Abu Ghraib prison is a huge complex, over two hundred acres. The unit where the abuses that we have heard about took place is supposed to be the high value prisoner unit. What sort of process was used to decide who ended up in this unit? Most of us on the Left focus on the Red Cross report that more than 70% of the prisoners at Abu Graib were picked up in sweeps and not accused of anything specific. The Right has been focusing on the fact that this was the high value prisoner unit and therefore these guys must be guilty of something and deserving of violence (a chain of logic that does considerable violence to a couple of centuries of common law respect for due process). If we had a better idea of who the men in the high value prisoner unit were and how they got their we might be able to have a more productive debate.
There have been stories of humiliating little old ladies and raping women. There are no women in this unit of the prison. We need better explanations of where, when, and under what circumstances each abuse took place. Right now all we have is a bunch of anecdotes that are blended together in the public imagination and lacking context.

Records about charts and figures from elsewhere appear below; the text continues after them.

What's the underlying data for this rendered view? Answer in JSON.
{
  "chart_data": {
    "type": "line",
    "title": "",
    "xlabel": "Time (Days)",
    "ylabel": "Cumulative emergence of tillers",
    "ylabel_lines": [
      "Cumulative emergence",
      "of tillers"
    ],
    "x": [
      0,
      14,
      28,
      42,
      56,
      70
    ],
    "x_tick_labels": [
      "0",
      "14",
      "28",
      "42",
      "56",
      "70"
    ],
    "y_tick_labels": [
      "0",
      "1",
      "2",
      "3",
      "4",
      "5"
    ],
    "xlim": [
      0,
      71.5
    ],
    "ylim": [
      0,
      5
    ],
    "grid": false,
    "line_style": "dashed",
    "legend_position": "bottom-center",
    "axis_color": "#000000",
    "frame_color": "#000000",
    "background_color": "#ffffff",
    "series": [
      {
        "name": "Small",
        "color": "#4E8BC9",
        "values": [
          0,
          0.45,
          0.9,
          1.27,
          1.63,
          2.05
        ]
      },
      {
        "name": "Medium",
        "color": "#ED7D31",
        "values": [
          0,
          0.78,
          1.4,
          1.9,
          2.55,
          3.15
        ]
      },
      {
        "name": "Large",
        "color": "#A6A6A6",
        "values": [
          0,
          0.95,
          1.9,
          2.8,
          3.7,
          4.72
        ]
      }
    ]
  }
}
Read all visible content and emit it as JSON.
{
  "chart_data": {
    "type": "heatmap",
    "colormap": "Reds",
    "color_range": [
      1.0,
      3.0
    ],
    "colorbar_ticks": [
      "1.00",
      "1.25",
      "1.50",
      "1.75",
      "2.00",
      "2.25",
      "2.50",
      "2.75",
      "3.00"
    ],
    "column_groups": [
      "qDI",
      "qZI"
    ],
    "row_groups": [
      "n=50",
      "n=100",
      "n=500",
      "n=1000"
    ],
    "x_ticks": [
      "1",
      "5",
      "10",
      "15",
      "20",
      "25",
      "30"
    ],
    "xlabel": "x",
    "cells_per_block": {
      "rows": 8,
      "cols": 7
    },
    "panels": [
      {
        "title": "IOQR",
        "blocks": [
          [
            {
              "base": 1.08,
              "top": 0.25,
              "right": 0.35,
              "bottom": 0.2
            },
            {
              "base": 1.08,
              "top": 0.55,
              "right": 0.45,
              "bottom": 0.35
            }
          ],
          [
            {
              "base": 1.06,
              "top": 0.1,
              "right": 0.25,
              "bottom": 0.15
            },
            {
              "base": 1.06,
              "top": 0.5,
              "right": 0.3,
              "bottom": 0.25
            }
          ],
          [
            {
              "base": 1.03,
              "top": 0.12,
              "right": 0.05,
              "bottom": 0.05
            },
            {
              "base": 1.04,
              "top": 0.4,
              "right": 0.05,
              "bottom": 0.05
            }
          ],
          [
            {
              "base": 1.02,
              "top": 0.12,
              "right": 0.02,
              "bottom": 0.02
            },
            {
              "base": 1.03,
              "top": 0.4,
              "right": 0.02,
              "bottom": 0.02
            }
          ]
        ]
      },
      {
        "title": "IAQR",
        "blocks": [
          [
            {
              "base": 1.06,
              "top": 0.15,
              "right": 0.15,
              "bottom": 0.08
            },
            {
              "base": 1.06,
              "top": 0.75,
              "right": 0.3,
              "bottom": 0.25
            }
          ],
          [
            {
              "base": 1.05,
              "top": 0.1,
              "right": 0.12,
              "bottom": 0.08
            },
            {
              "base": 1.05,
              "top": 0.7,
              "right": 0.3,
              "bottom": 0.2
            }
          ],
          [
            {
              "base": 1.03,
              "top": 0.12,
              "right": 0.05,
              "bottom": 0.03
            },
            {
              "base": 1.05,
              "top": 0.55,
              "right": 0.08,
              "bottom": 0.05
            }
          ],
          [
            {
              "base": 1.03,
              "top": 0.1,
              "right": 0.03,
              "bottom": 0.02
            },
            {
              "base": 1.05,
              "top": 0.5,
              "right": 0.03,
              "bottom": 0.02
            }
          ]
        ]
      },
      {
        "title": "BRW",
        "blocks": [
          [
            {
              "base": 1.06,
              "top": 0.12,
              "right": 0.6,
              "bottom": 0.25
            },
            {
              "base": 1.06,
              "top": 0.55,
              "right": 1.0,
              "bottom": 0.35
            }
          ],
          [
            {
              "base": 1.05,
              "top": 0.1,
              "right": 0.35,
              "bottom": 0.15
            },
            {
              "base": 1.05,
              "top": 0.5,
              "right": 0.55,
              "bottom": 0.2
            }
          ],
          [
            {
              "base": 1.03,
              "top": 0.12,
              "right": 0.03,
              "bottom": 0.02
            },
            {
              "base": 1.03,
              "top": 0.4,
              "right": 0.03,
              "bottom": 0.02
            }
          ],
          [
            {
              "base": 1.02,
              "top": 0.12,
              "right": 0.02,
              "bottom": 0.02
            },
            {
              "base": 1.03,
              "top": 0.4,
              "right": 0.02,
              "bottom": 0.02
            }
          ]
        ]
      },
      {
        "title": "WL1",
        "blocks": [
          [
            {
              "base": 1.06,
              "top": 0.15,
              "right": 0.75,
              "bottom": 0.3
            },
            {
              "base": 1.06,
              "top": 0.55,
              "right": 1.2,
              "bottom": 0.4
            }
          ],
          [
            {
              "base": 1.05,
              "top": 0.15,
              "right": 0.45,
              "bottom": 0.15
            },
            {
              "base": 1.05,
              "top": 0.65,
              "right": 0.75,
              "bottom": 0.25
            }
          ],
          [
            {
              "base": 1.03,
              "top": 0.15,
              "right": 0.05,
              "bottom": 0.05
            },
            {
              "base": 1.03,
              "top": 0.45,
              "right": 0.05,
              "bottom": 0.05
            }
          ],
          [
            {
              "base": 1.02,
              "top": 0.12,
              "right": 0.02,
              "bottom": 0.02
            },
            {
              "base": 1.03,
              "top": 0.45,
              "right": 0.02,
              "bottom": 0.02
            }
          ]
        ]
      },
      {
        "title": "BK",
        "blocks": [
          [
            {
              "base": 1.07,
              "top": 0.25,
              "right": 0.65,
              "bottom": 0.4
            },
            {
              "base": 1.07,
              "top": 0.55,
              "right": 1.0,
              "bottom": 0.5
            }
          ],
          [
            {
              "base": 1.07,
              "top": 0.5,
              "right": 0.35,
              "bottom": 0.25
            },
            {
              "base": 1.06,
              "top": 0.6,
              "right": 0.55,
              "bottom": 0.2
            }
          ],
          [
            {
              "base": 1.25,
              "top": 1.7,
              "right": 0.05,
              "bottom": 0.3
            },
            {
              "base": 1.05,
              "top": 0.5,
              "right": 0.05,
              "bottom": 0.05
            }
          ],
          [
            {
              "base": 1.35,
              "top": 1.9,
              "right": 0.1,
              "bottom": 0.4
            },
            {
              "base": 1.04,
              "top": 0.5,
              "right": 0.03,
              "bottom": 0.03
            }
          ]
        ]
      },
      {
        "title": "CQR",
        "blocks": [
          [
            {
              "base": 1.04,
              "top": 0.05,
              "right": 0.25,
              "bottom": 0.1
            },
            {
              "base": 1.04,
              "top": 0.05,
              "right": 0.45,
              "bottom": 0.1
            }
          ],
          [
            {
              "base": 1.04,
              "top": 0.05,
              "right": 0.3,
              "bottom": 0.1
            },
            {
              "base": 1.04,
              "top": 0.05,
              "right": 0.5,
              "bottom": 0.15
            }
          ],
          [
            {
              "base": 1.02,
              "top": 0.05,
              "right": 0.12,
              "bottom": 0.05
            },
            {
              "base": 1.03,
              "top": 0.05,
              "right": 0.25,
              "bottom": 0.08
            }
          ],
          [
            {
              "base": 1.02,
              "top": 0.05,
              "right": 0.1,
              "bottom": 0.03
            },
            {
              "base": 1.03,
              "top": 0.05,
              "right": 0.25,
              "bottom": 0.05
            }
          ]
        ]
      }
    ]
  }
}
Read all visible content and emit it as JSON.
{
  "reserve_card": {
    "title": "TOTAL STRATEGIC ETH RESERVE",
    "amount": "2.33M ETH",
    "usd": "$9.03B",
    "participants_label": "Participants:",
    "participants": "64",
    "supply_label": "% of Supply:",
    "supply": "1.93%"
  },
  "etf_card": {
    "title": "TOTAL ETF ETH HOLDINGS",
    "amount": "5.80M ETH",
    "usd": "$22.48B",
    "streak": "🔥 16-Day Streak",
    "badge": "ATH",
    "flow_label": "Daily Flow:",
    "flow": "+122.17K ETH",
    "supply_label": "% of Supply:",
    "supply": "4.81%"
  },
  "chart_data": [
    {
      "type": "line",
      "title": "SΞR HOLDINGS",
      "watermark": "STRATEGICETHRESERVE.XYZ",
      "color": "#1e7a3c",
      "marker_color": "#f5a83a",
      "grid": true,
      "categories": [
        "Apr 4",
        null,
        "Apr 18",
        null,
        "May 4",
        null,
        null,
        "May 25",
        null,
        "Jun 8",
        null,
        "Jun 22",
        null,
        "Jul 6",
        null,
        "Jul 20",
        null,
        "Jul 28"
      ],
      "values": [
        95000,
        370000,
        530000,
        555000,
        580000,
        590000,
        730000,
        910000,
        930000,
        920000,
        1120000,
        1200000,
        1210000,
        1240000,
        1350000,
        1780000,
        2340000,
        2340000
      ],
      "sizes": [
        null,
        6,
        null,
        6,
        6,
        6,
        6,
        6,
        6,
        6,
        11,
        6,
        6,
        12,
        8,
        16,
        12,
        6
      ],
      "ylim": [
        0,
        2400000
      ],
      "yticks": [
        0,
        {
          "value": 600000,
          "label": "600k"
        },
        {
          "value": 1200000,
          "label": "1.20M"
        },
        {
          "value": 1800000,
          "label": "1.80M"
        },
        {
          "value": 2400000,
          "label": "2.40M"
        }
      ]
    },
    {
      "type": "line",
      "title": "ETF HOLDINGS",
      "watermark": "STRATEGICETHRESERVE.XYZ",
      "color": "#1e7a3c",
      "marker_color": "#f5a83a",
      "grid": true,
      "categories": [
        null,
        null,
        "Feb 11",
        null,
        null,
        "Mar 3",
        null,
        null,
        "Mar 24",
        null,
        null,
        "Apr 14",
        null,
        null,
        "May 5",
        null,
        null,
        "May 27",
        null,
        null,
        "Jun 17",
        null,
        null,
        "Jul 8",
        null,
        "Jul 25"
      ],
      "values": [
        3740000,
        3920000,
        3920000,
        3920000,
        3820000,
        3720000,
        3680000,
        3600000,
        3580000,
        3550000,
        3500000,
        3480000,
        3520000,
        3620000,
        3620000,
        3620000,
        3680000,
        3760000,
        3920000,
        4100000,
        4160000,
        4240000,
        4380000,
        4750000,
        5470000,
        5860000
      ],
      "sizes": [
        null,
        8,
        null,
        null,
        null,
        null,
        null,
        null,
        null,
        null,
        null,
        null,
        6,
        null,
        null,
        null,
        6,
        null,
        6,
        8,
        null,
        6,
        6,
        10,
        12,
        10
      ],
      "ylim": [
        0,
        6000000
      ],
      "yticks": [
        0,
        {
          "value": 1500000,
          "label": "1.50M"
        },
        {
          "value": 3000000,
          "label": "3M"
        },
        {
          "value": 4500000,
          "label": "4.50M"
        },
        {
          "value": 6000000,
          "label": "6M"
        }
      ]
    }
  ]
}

Another aspect of the confused blending of incidents is the eliding of interrogations and recreational violence. The Right narrative is of getting information from bad people in order to save lives (we're tough enough to do what needs to be done). Again, it's macho bullshit, but it allows them to remain on the side of the comic book heros. The Left narrative is of beating the crap out of innocent people for the heck of it. My feeling is that most of what has been revealed so far has been recreational violence and that the interrogation violence (torture) is still mostly covered up. I know there was some blurring of the borders at the prison, with guards asked to soften prisoners up for interrogation, so again, we need more context to make sense out of all of these horrific anecdotes.
The official excuse is to try and scapegoat the blame onto "a few bad apples." Our problem is that there were bad apples as well as sanctioned violations of international law. If we are going to nail those higher up the food chain, we need clarity about the different crimes committed, and we need to communicate it to the public in a sound-bite way.